By doing research before we left, we are able to save more than other International trips we have taken in the past. For example, we opened a Capital 360 account with Citibank because they refund all ATM fees worldwide. We are not charged international transaction fees and the exchange rate is set the day that we withdraw the money.
Another way that we have saved money is by switching cell phone companies. We switched to T-Mobile because they offer unlimited data and free cell service world wide. On top of that, our monthly bill is about $200 less than with our prior carrier, AT&T.
We also purchased travel insurance for the year which covers everything from lost baggage, delayed flights, emergency medical evacuation to the US, medical and dental, car rental, etc. The cost for the year was just a little more than a regular domestic flight, but it will cover all of our cruises, flights, and travel for the entire year.
For internet access we use Express VPN so that our internet transactions will be secure when we are using public Wi-Fi to conduct business such as monitoring our home, banking, and paying bills. It also allows us to use our HBO Go and Netflix for the nights when we want to just stay in.
Also, the internet has made it easy for us to stay in touch with friends and family. We regularly use FaceTime and texting apps.
We use Google Translate daily to read a menu or a placard in a museum or to ask directions. We downloaded it so we are able to use it even when we have no internet. It has been a life saver when we need to explain something complicated and to supplement my charades and high school Spanish. It has also been wonderful using the voice app to have meaningful conversations with new friends.
Traveling has made some things easier, for example I don’t miss doing laundry. Here, I just send it out and it usually runs around $3 to $4 to have it back in a few hours all nice and clean and nicely folded. I also don’t miss housework, cooking or driving, sorry but I don't!

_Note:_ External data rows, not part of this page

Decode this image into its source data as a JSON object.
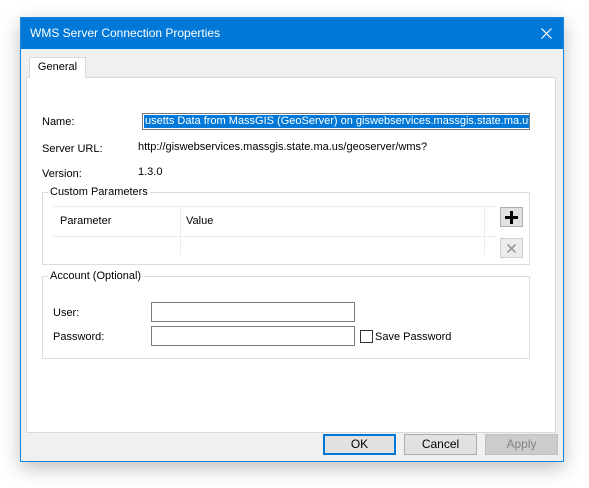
{
  "window": {
    "title": "WMS Server Connection Properties"
  },
  "tabs": [
    {
      "label": "General"
    }
  ],
  "form": {
    "name_label": "Name:",
    "name_value": "usetts Data from MassGIS (GeoServer) on giswebservices.massgis.state.ma.us",
    "server_url_label": "Server URL:",
    "server_url_value": "http://giswebservices.massgis.state.ma.us/geoserver/wms?",
    "version_label": "Version:",
    "version_value": "1.3.0"
  },
  "custom_parameters": {
    "title": "Custom Parameters",
    "columns": [
      "Parameter",
      "Value"
    ],
    "add_icon": "plus-icon",
    "remove_icon": "x-icon"
  },
  "account": {
    "title": "Account (Optional)",
    "user_label": "User:",
    "user_value": "",
    "password_label": "Password:",
    "password_value": "",
    "save_password_label": "Save Password",
    "save_password_checked": false
  },
  "buttons": {
    "ok": "OK",
    "cancel": "Cancel",
    "apply": "Apply"
  },
  "colors": {
    "titlebar": "#0078d7",
    "selection": "#0078d7",
    "dialog_bg": "#f0f0f0"
  }
}
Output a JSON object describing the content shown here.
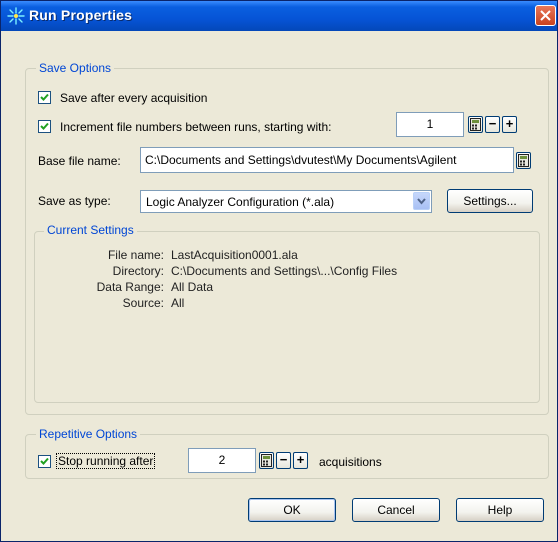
{
  "window": {
    "title": "Run Properties",
    "icon": "sparkle-icon",
    "close_icon": "close-icon"
  },
  "save_options": {
    "legend": "Save Options",
    "save_after": {
      "label": "Save after every acquisition",
      "checked": true
    },
    "increment": {
      "label": "Increment file numbers between runs, starting with:",
      "checked": true,
      "value": "1"
    },
    "base_file_name": {
      "label": "Base file name:",
      "value": "C:\\Documents and Settings\\dvutest\\My Documents\\Agilent"
    },
    "save_as_type": {
      "label": "Save as type:",
      "value": "Logic Analyzer Configuration (*.ala)"
    },
    "settings_button": "Settings..."
  },
  "current_settings": {
    "legend": "Current Settings",
    "rows": [
      {
        "key": "File name:",
        "value": "LastAcquisition0001.ala"
      },
      {
        "key": "Directory:",
        "value": "C:\\Documents and Settings\\...\\Config Files"
      },
      {
        "key": "Data Range:",
        "value": "All Data"
      },
      {
        "key": "Source:",
        "value": "All"
      }
    ]
  },
  "repetitive_options": {
    "legend": "Repetitive Options",
    "stop_running": {
      "label": "Stop running after",
      "checked": true,
      "value": "2",
      "suffix": "acquisitions"
    }
  },
  "spin": {
    "minus": "−",
    "plus": "+"
  },
  "buttons": {
    "ok": "OK",
    "cancel": "Cancel",
    "help": "Help"
  },
  "colors": {
    "accent": "#0046D5",
    "titlebar": "#0654D6",
    "dialog_bg": "#ECE9D8"
  }
}
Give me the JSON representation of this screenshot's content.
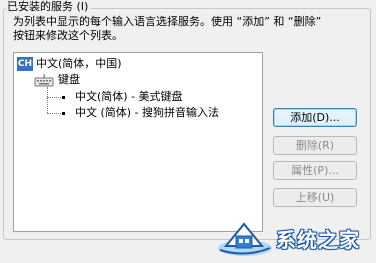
{
  "group": {
    "title": "已安装的服务 (I)"
  },
  "description": {
    "line1": "为列表中显示的每个输入语言选择服务。使用 “添加” 和 “删除”",
    "line2": "按钮来修改这个列表。"
  },
  "tree": {
    "language": {
      "badge": "CH",
      "label": "中文(简体，中国)"
    },
    "category": {
      "icon": "keyboard-icon",
      "label": "键盘"
    },
    "services": [
      {
        "label": "中文(简体) - 美式键盘"
      },
      {
        "label": "中文 (简体) - 搜狗拼音输入法"
      }
    ]
  },
  "buttons": {
    "add": "添加(D)...",
    "remove": "删除(R)",
    "properties": "属性(P)...",
    "move_up": "上移(U)"
  },
  "watermark": {
    "text": "系统之家"
  },
  "colors": {
    "badge": "#3a6fc4",
    "watermark_outline": "#1e5aa8",
    "disabled_text": "#8d8d8d"
  }
}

The things I thought that I would miss, like movies, are all available in theaters, in English in the bigger cities and the popcorn is great, they just don’t have my Junior Mints. So far the only thing that we could not find was a Reese’s peanut butter cup on Halloween, so we loaded up on Snickers and M&M’s instead!
So all of our research and planning has paid off and we are living our dream on less that what it costs for us to be at home. Everyday is an adventure and the best part is we know home is just a call away!